The report also showed that average lender targets on interest coverage ratios increased to an average of 2.2x during the first half of 2020. Some lenders, it added, require ICRs at 4x, especially for managed hotels with no, or a less strong, brand association. This suggests that, in addition to being increasingly cautious, lenders are becoming more selective with regards to the type of hotels they are willing to finance.

Seventy-eight percent of lenders surveyed said they preferred to finance hotels with a franchise or a renowned brand image. The owners of independent hotels, also surveyed for the report, noted they had found it easier to raise finance during the pandemic by becoming part of a brand.

In line with this conservative and selective approach, lenders also lowered leverage during the period. Insurance companies were the most conservative group with regards to loan book LTV levels, reducing leverage from 56 percent to 47 percent. UK banks were second, with an LTV decrease of 5 points, from 60 percent to 55 percent.

Looking forward, new origination for 2021 is expected to be done largely by debt funds, although larger transactions are likely to still be done by banks and insurers. Both banks and alternative lenders are open to looking at leased hotels as well as those with operating contracts, the report said. In terms of loan sizes, the most liquidity lies in the lending market between £50 million and £100 million (€56.98 to €113.79 million). Lender diversification and loan availability for smaller loan sizes will be much more limited, according to the report.

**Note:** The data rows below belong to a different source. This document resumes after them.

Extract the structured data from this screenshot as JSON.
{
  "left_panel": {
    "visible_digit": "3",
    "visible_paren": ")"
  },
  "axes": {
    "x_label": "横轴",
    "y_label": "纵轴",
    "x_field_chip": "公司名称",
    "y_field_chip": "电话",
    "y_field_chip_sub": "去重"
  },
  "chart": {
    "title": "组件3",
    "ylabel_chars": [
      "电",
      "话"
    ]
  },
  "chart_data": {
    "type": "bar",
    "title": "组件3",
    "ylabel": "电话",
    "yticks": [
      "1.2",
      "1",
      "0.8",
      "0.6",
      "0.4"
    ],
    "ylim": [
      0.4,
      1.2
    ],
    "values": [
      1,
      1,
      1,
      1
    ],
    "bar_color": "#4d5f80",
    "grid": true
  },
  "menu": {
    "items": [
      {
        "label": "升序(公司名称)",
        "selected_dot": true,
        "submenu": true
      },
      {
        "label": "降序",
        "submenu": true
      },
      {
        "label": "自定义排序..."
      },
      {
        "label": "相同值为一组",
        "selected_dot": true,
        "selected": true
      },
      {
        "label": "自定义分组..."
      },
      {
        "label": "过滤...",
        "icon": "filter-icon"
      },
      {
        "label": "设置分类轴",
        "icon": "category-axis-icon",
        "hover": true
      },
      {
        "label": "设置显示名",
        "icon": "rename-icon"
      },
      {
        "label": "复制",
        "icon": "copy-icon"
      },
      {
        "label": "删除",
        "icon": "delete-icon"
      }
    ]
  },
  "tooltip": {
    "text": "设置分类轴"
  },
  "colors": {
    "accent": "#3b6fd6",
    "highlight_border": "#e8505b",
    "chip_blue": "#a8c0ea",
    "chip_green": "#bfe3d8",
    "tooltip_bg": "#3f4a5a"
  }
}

Nicole Lux, senior research fellow at The Business School and the report’s author, said lenders will continue to underwrite hotel deals, albeit much more selectively while continuing to offer lower leverage and higher pricing. “Loan exposures might remain constant because refinancing is impossible and lenders’ loan books are filled up with hotel exposure,” she told Real Estate Capital. “The situation is the same as with retail, it is stuck where it is until we see distressed sales.”

The report estimates the value of debt secured against UK hotels at £15.1billion in June 2020, accounting for 9 percent of total outstanding CRE loans on lenders’ balance sheets at the time. On average, the sector exposure across lender types remained unchanged from December 2019 to June 2020. UK banks’ market share topped the list at an unchanged 32 percent.